I don't think it's shorter. the perl is shorter, so I guess that awk is short as well. Sinan pointed out that your specs are very definite. My solution is more general, as the python csv module keeps into account the diverse dialects of csv. Use a python solution if your developers are more accustomed with python and you expect strange csv datasets. Use the perl solution if your developers are more accustomed to perl and your format is and will always stay as you specified.
Stefano Borini
With Perl, use either http://search.cpan.org/perldoc/Text::CSV or http://search.cpan.org/perldoc/Text::XSV for arbitrary character separated file formats
Sinan Ünür
@Stefano...Good point.

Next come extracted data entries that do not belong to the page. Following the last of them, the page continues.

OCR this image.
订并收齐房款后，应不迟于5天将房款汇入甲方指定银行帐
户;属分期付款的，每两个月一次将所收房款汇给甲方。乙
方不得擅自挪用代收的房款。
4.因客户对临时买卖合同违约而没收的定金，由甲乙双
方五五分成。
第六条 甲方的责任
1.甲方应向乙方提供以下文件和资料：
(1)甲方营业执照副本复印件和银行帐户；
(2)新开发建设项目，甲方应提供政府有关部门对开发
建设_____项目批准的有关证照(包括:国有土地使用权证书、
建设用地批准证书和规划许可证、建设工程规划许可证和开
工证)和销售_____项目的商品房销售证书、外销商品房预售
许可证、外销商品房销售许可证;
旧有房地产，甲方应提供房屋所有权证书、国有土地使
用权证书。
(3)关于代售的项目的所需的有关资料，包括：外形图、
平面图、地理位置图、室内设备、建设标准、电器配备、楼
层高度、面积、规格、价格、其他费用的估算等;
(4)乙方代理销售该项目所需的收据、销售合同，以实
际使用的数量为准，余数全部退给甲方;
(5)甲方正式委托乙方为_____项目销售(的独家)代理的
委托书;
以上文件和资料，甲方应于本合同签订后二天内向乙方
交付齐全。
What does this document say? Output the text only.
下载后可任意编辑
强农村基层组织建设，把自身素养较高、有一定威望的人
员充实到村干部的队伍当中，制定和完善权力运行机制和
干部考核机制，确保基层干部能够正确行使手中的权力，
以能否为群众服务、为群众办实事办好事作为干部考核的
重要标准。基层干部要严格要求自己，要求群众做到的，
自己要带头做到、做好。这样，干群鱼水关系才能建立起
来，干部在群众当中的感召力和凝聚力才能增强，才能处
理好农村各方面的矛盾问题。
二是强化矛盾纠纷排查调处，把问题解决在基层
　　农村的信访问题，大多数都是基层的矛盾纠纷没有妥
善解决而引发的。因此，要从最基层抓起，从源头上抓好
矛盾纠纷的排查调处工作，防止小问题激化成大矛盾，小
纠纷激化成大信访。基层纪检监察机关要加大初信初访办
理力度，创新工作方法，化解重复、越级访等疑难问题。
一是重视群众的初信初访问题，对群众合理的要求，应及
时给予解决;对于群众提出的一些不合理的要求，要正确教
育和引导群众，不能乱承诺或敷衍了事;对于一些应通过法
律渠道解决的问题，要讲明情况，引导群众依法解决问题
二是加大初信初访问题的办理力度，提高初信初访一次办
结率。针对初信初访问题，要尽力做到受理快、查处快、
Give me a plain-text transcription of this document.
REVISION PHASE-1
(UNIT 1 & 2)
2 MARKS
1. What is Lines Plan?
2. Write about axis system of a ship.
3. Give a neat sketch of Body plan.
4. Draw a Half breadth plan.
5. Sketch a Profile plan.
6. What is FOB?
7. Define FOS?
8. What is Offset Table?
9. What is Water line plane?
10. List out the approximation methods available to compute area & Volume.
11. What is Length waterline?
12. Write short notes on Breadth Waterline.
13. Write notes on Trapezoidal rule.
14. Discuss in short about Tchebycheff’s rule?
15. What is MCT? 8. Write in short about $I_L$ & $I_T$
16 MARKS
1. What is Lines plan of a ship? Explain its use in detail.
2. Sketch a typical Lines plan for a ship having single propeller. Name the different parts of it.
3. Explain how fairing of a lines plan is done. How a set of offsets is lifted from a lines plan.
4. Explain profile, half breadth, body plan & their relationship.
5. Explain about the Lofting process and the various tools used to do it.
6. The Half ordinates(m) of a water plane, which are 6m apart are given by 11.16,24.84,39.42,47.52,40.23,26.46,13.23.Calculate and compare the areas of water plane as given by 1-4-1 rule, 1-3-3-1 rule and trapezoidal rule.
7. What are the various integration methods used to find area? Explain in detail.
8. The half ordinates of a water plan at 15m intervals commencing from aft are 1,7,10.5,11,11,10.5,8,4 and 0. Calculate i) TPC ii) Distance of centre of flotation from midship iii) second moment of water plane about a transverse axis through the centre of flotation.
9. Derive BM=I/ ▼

I'm pretty much the only one here that gets stuff like this dropped on me. I'm learning (and LOVING) python so that's the direction I tend to lean. thanks again.
A: 

Here is a solution with awk:

awk -F, '{ if ($1 != "") prefix=$1; else printf "%s%s\n", prefix,$0 }' myfile.csv
mouviciel
A: 

Here's a full featured example, written in Perl, that uses the new features of Perl 5.10;

#!/usr/bin/perl
use strict;
use warnings;

use feature qw'switch say';

my $append;

while( <> ){
  given( $_ ){

    when( /^$/ ){
      # handle empty line
      say STDERR '#';
    }

    # handle lines that start with "#"
    when( /^\s*[#](.*)/s ){
      print STDERR '# comment:', $1;
    }

    # handle lines that end with two commas
    when( /(.+),,\s*$/ ){
      $append = $1;
    }

    # handle lines that start with a comma
    when( /^,/ ){
      die unless defined $append;
      print $append, $_;
    }
  }
}

Input

0917,,
,882-1273,1
,95F 9475,1
,276-080,1

,40K 0080,1
,275-690A,1
,TX-2311,3
# ignore
 # ignore this too
,TX-3351,4
,B-07432,1
,B-6901,1
,23-753,1
,02F 4307,1
,5.1K QBK-ND,1
,0944-026,1
,0944-027,1
,0944-004,1
,0944-056,1
,0944-057,1
,0944-082,1
,0944-024,1
,0944-025,1
,0944-102,4
,LOR 102,1
0918,,
,CJ1085,1
,1352-152,4
,DMS3102A-18-,1
,6-32 KEP,7
,6-32 X 3/4,4
,6-32X1/2,4
,1251-102,8
,Oct-32,4
,10-32 SAE,8

Output

#
# comment: ignore
# comment: ignore this too
0917,882-1273,1
0917,95F 9475,1
0917,276-080,1
0917,40K 0080,1
0917,275-690A,1
0917,TX-2311,3
0917,TX-3351,4
0917,B-07432,1
0917,B-6901,1
0917,23-753,1
0917,02F 4307,1
0917,5.1K QBK-ND,1
0917,0944-026,1
0917,0944-027,1
0917,0944-004,1
0917,0944-056,1
0917,0944-057,1
0917,0944-082,1
0917,0944-024,1
0917,0944-025,1
0917,0944-102,4
0917,LOR 102,1
0918,CJ1085,1
0918,1352-152,4
0918,DMS3102A-18-,1
0918,6-32 KEP,7
0918,6-32 X 3/4,4
0918,6-32X1/2,4
0918,1251-102,8
0918,Oct-32,4
0918,10-32 SAE,8
Brad Gilbert
A: 

Here's a sed solution. It's not the cleanest, and I'm sure there's a better way to transliterate the two lines, but I found this interesting. (In reality, I would go with a Perl solution, but am posting this for the novelty, and would like to see improvements.)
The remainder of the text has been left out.